Síntese biobibliográfica
António da Silva Antunes Martins nasceu em Tomar, a 2 de Janeiro de 1949.

Possui o curso de Pintura Decorativa da Escola de Artes Decorativas António Arroio (como então se chamava).

Tem obras em banda desenhada publicadas em álbum, sob os títulos:
- Salgueiro Maia, o Rosto da Liberdade  (Abril de 1999)
- A Aventura de Cabral ou A Invenção do Brasil

E em revistas e jornais:
Em 1994 fez BD para a revista mensal Activa, em episódios auto-conclusivos de uma prancha, a cores, durante seis meses;
Em 1998, entre 10 de Junho e 13 de Julho, fez uma banda desenhada em 34 tiras diárias, sob o título "Vacanças", tendo por tema o Campeonato do Mundo de Futebol, realizado esse ano em França, para o jornal 24 Horas.

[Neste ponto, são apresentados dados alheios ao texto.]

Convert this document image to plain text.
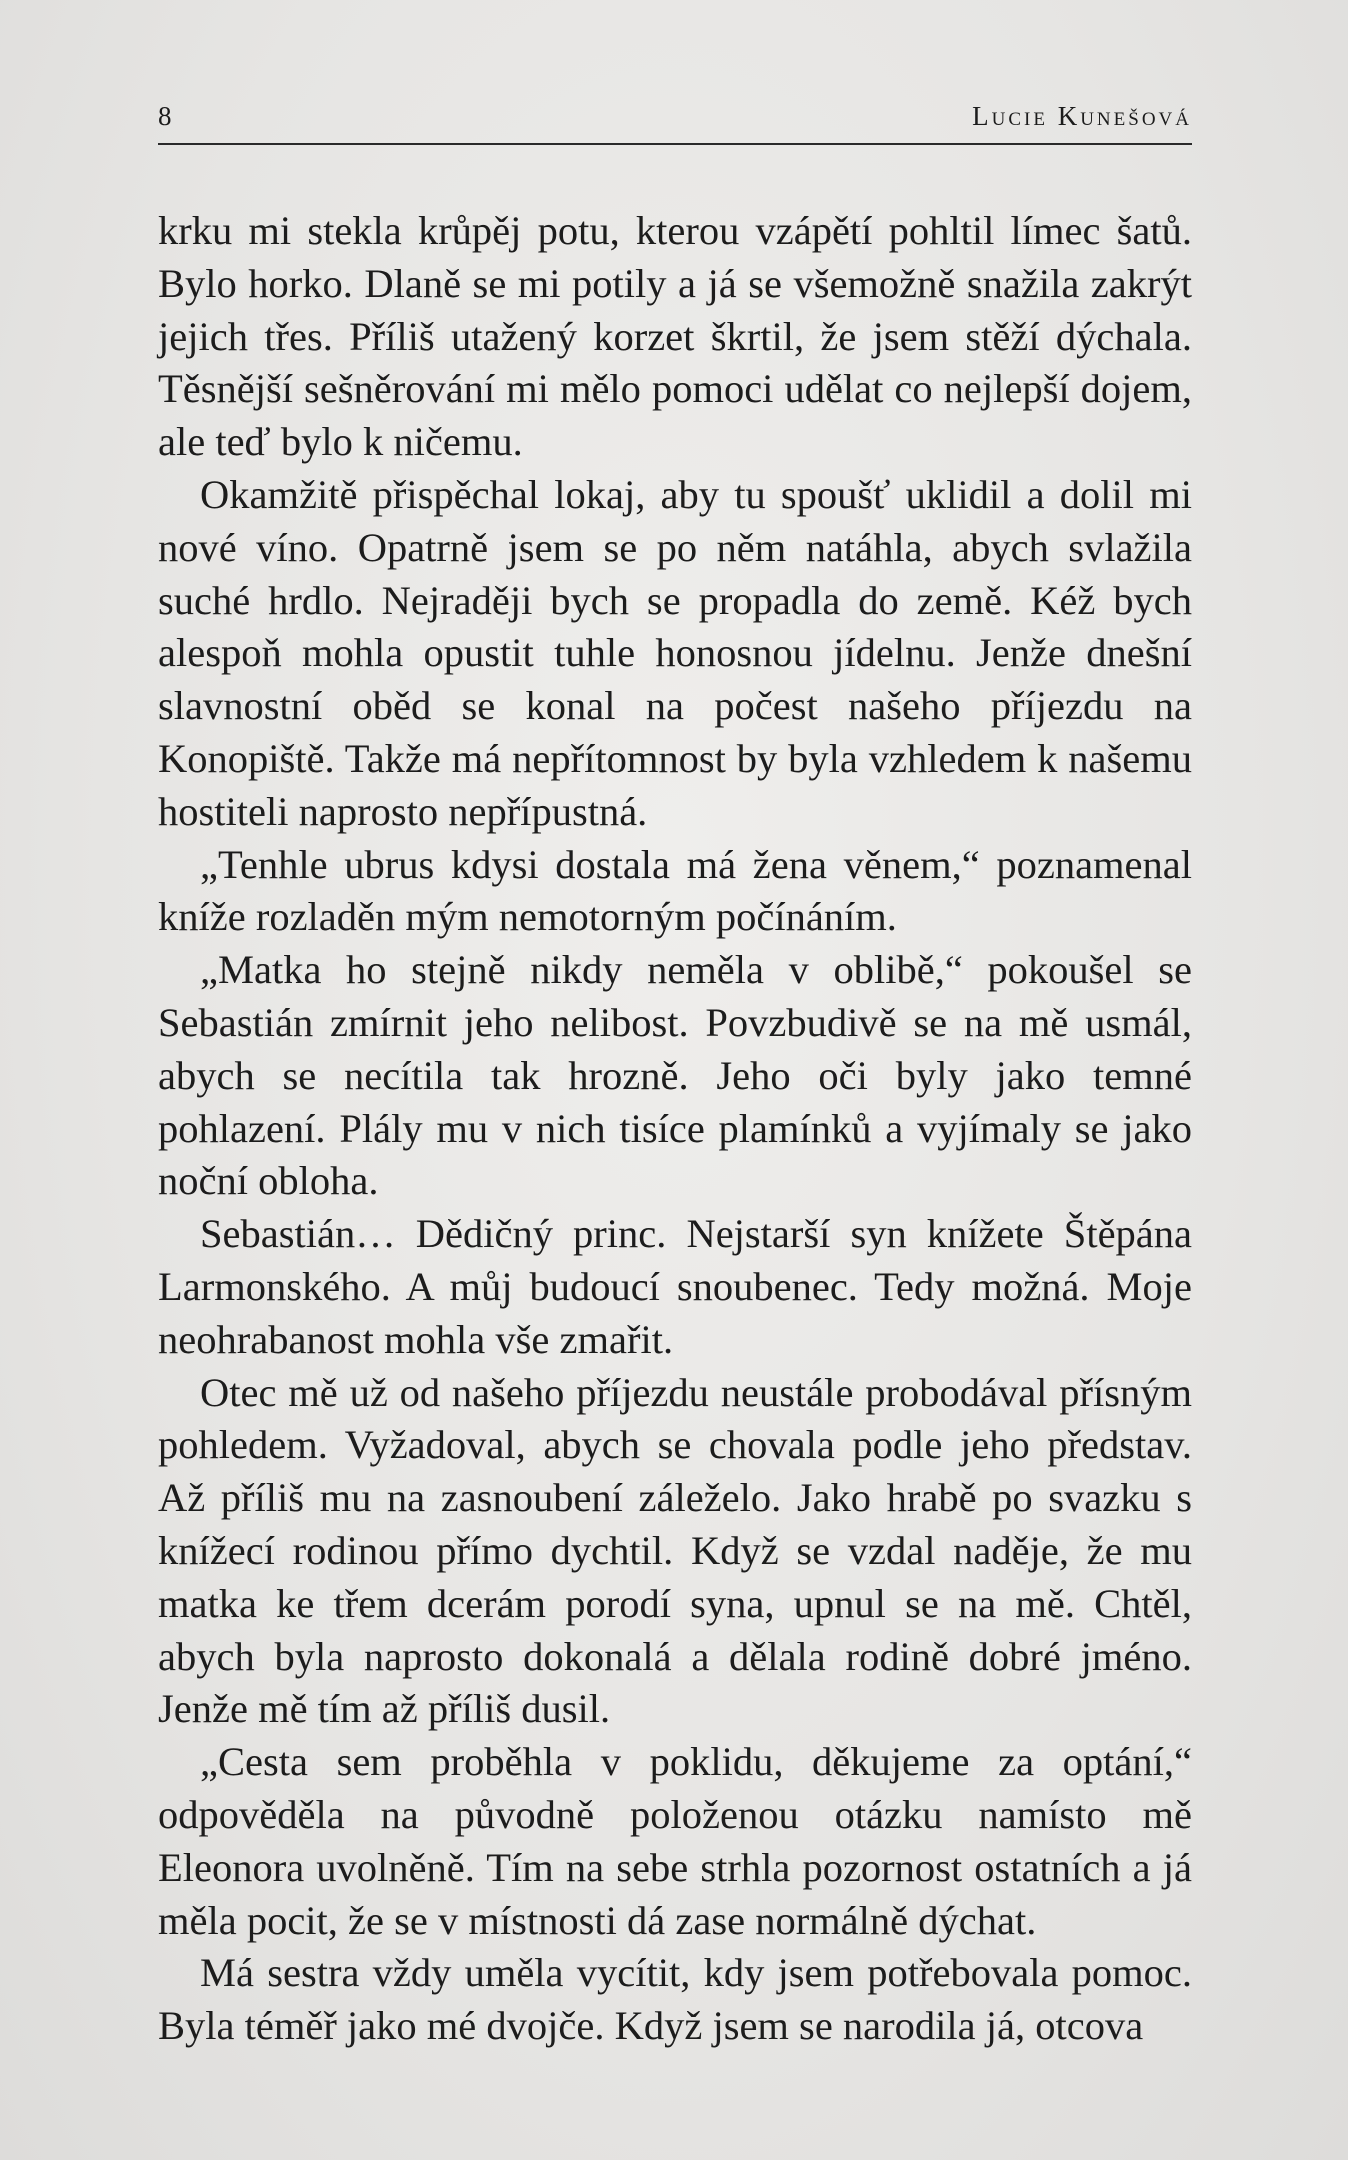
8	Lucie Kunešová

krku mi stekla krůpěj potu, kterou vzápětí pohltil límec šatů. Bylo horko. Dlaně se mi potily a já se všemožně snažila zakrýt jejich třes. Příliš utažený korzet škrtil, že jsem stěží dýchala. Těsnější sešněrování mi mělo pomoci udělat co nejlepší dojem, ale teď bylo k ničemu.

Okamžitě přispěchal lokaj, aby tu spoušť uklidil a dolil mi nové víno. Opatrně jsem se po něm natáhla, abych svlažila suché hrdlo. Nejraději bych se propadla do země. Kéž bych alespoň mohla opustit tuhle honosnou jídelnu. Jenže dnešní slavnostní oběd se konal na počest našeho příjezdu na Konopiště. Takže má nepřítomnost by byla vzhledem k našemu hostiteli naprosto nepřípustná.

„Tenhle ubrus kdysi dostala má žena věnem,“ poznamenal kníže rozladěn mým nemotorným počínáním.

„Matka ho stejně nikdy neměla v oblibě,“ pokoušel se Sebastián zmírnit jeho nelibost. Povzbudivě se na mě usmál, abych se necítila tak hrozně. Jeho oči byly jako temné pohlazení. Plály mu v nich tisíce plamínků a vyjímaly se jako noční obloha.

Sebastián… Dědičný princ. Nejstarší syn knížete Štěpána Larmonského. A můj budoucí snoubenec. Tedy možná. Moje neohrabanost mohla vše zmařit.

Otec mě už od našeho příjezdu neustále probodával přísným pohledem. Vyžadoval, abych se chovala podle jeho představ. Až příliš mu na zasnoubení záleželo. Jako hrabě po svazku s knížecí rodinou přímo dychtil. Když se vzdal naděje, že mu matka ke třem dcerám porodí syna, upnul se na mě. Chtěl, abych byla naprosto dokonalá a dělala rodině dobré jméno. Jenže mě tím až příliš dusil.

„Cesta sem proběhla v poklidu, děkujeme za optání,“ odpověděla na původně položenou otázku namísto mě Eleonora uvolněně. Tím na sebe strhla pozornost ostatních a já měla pocit, že se v místnosti dá zase normálně dýchat.

Má sestra vždy uměla vycítit, kdy jsem potřebovala pomoc. Byla téměř jako mé dvojče. Když jsem se narodila já, otcova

Tem trabalhado em ilustração para diversas publicações (revistas Visão e Visão Júnior), jornais (A Capital, 24 Horas e Expresso) e livros da Editora Verbo.

Foi homenageado pela Tertúlia BD de Lisboa, no 274º encontro, em 3 de Julho de 2007.

Faleceu em Óbidos, a 3 de Julho de 2012.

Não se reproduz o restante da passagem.